Personal information
- Full name: Marília da Cruz Furiel
- Date of birth: 27 January 2003 (age 22)
- Place of birth: Manaquiri, Brazil
- Position(s): Forward

Team information
- Current team: Cruzeiro
- Number: 20

Youth career
- Iranduba

Senior career*
- Years: Team / Apps / (Gls)
- 2019–2020: Iranduba / 10 / (0)
- 2020: 3B da Amazônia / 2 / (0)
- 2021–: Cruzeiro / 43 / (12)

International career^{‡}
- 2024–: Brazil / 1 / (0)

= Marília Furiel =

Brazilian footballer (born 2003)

Marília da Cruz Furiel (born 27 January 2003), known as Marília Furiel or just Marília, is a Brazilian footballer who plays as a forward for Cruzeiro.

==Club career==
Born in Manaquiri, Amazonas, Marília began her career with local side Iranduba. On 5 August 2020, she moved to 3B da Amazônia.

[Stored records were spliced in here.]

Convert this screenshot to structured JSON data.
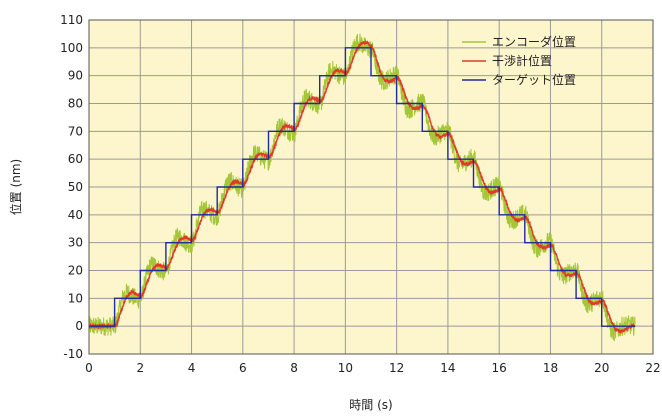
{
  "chart_data": {
    "type": "line",
    "title": "",
    "xlabel": "時間 (s)",
    "ylabel": "位置 (nm)",
    "xlim": [
      0,
      22
    ],
    "ylim": [
      -10,
      110
    ],
    "x_ticks": [
      "0",
      "2",
      "4",
      "6",
      "8",
      "10",
      "12",
      "14",
      "16",
      "18",
      "20",
      "22"
    ],
    "y_ticks": [
      "-10",
      "0",
      "10",
      "20",
      "30",
      "40",
      "50",
      "60",
      "70",
      "80",
      "90",
      "100",
      "110"
    ],
    "grid": true,
    "legend_position": "top-right",
    "background_color": "#fdf6cc",
    "series": [
      {
        "name": "エンコーダ位置",
        "color": "#a4c639",
        "noise": 3.5,
        "lag": 0.25,
        "x": [
          0,
          1,
          1,
          2,
          2,
          3,
          3,
          4,
          4,
          5,
          5,
          6,
          6,
          7,
          7,
          8,
          8,
          9,
          9,
          10,
          10,
          11,
          11,
          12,
          12,
          13,
          13,
          14,
          14,
          15,
          15,
          16,
          16,
          17,
          17,
          18,
          18,
          19,
          19,
          20,
          20,
          21,
          21,
          21.3
        ],
        "values": [
          0,
          0,
          10,
          10,
          20,
          20,
          30,
          30,
          40,
          40,
          50,
          50,
          60,
          60,
          70,
          70,
          80,
          80,
          90,
          90,
          100,
          100,
          90,
          90,
          80,
          80,
          70,
          70,
          60,
          60,
          50,
          50,
          40,
          40,
          30,
          30,
          20,
          20,
          10,
          10,
          0,
          0,
          0,
          0
        ]
      },
      {
        "name": "干渉計位置",
        "color": "#e03a2a",
        "noise": 0.6,
        "lag": 0.35,
        "x": [
          0,
          1,
          1,
          2,
          2,
          3,
          3,
          4,
          4,
          5,
          5,
          6,
          6,
          7,
          7,
          8,
          8,
          9,
          9,
          10,
          10,
          11,
          11,
          12,
          12,
          13,
          13,
          14,
          14,
          15,
          15,
          16,
          16,
          17,
          17,
          18,
          18,
          19,
          19,
          20,
          20,
          21,
          21,
          21.3
        ],
        "values": [
          0,
          0,
          10,
          10,
          20,
          20,
          30,
          30,
          40,
          40,
          50,
          50,
          60,
          60,
          70,
          70,
          80,
          80,
          90,
          90,
          100,
          100,
          90,
          90,
          80,
          80,
          70,
          70,
          60,
          60,
          50,
          50,
          40,
          40,
          30,
          30,
          20,
          20,
          10,
          10,
          0,
          0,
          0,
          0
        ]
      },
      {
        "name": "ターゲット位置",
        "color": "#1f2a9c",
        "noise": 0,
        "lag": 0,
        "x": [
          0,
          1,
          1,
          2,
          2,
          3,
          3,
          4,
          4,
          5,
          5,
          6,
          6,
          7,
          7,
          8,
          8,
          9,
          9,
          10,
          10,
          11,
          11,
          12,
          12,
          13,
          13,
          14,
          14,
          15,
          15,
          16,
          16,
          17,
          17,
          18,
          18,
          19,
          19,
          20,
          20,
          21,
          21,
          21.3
        ],
        "values": [
          0,
          0,
          10,
          10,
          20,
          20,
          30,
          30,
          40,
          40,
          50,
          50,
          60,
          60,
          70,
          70,
          80,
          80,
          90,
          90,
          100,
          100,
          90,
          90,
          80,
          80,
          70,
          70,
          60,
          60,
          50,
          50,
          40,
          40,
          30,
          30,
          20,
          20,
          10,
          10,
          0,
          0,
          0,
          0
        ]
      }
    ]
  }
}
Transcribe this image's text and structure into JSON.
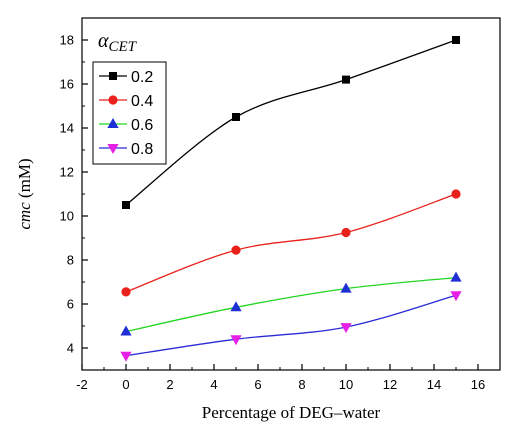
{
  "chart_data": {
    "type": "line",
    "xlabel": "Percentage of DEG–water",
    "ylabel_italic": "cmc",
    "ylabel_unit": " (mM)",
    "legend_title_main": "α",
    "legend_title_sub": "CET",
    "legend_position": "top-left",
    "xlim": [
      -2,
      17
    ],
    "ylim": [
      3,
      19
    ],
    "xticks": [
      -2,
      0,
      2,
      4,
      6,
      8,
      10,
      12,
      14,
      16
    ],
    "yticks": [
      4,
      6,
      8,
      10,
      12,
      14,
      16,
      18
    ],
    "x": [
      0,
      5,
      10,
      15
    ],
    "grid": false,
    "series": [
      {
        "name": "0.2",
        "values": [
          10.5,
          14.5,
          16.2,
          18.0
        ],
        "color": "#000000",
        "marker": "square"
      },
      {
        "name": "0.4",
        "values": [
          6.55,
          8.45,
          9.25,
          11.0
        ],
        "color": "#e8221a",
        "marker": "circle"
      },
      {
        "name": "0.6",
        "values": [
          4.75,
          5.85,
          6.7,
          7.2
        ],
        "color": "#1e2fd6",
        "marker": "triangle-up"
      },
      {
        "name": "0.8",
        "values": [
          3.65,
          4.4,
          4.95,
          6.4
        ],
        "color": "#e61fe6",
        "marker": "triangle-down"
      }
    ],
    "line_colors": [
      "#000000",
      "#e8221a",
      "#22d622",
      "#2a2ad6"
    ]
  }
}
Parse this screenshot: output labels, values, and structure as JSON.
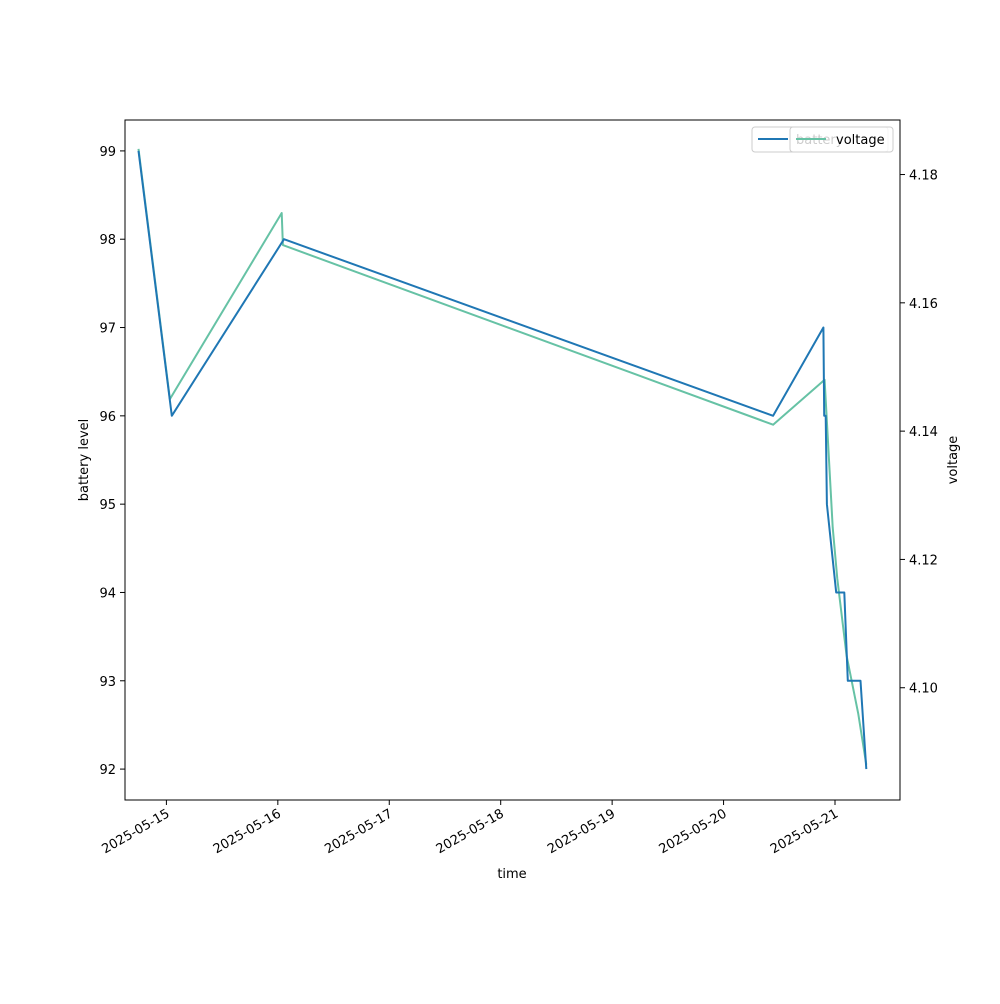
{
  "chart_data": {
    "type": "line",
    "xlabel": "time",
    "ylabel_left": "battery level",
    "ylabel_right": "voltage",
    "x_ticks": [
      "2025-05-15",
      "2025-05-16",
      "2025-05-17",
      "2025-05-18",
      "2025-05-19",
      "2025-05-20",
      "2025-05-21"
    ],
    "y_left_ticks": [
      92,
      93,
      94,
      95,
      96,
      97,
      98,
      99
    ],
    "y_left_lim": [
      91.65,
      99.35
    ],
    "y_right_ticks": [
      4.1,
      4.12,
      4.14,
      4.16,
      4.18
    ],
    "y_right_lim": [
      4.0825,
      4.1885
    ],
    "x_lim": [
      "2025-05-14 15:05",
      "2025-05-21 14:00"
    ],
    "grid": false,
    "series": [
      {
        "name": "battery",
        "axis": "left",
        "color": "#1f77b4",
        "points": [
          [
            "2025-05-14 18:00",
            99
          ],
          [
            "2025-05-15 01:10",
            96
          ],
          [
            "2025-05-16 01:20",
            98
          ],
          [
            "2025-05-20 10:40",
            96
          ],
          [
            "2025-05-20 21:30",
            97
          ],
          [
            "2025-05-20 21:40",
            96
          ],
          [
            "2025-05-20 22:00",
            96
          ],
          [
            "2025-05-20 22:15",
            95
          ],
          [
            "2025-05-21 00:15",
            94
          ],
          [
            "2025-05-21 02:00",
            94
          ],
          [
            "2025-05-21 02:45",
            93
          ],
          [
            "2025-05-21 05:30",
            93
          ],
          [
            "2025-05-21 06:45",
            92
          ]
        ]
      },
      {
        "name": "voltage",
        "axis": "right",
        "color": "#66c2a5",
        "points": [
          [
            "2025-05-14 18:00",
            4.184
          ],
          [
            "2025-05-15 00:45",
            4.145
          ],
          [
            "2025-05-16 00:50",
            4.174
          ],
          [
            "2025-05-16 01:05",
            4.169
          ],
          [
            "2025-05-20 10:40",
            4.141
          ],
          [
            "2025-05-20 21:45",
            4.148
          ],
          [
            "2025-05-20 23:30",
            4.125
          ],
          [
            "2025-05-21 00:30",
            4.117
          ],
          [
            "2025-05-21 02:30",
            4.105
          ],
          [
            "2025-05-21 05:00",
            4.096
          ],
          [
            "2025-05-21 06:45",
            4.088
          ]
        ]
      }
    ],
    "legend_left": {
      "location": "upper-right",
      "entries": [
        {
          "label": "battery",
          "color": "#1f77b4"
        }
      ]
    },
    "legend_right": {
      "location": "upper-right",
      "entries": [
        {
          "label": "voltage",
          "color": "#66c2a5"
        }
      ]
    }
  }
}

On 8 January 2021, Marília signed with Cruzeiro. On 6 January 2024, after establishing herself as a starter, she renewed her contract for a further season.

==International career==
On 20 October 2024, Marília was called up to the Brazil national team by head coach Arthur Elias for two friendlies against Colombia. She made her full international debut nine days later, starting and providing the assist to Giovana Queiroz's goal in a 3–1 win at the Estádio Kleber Andrade.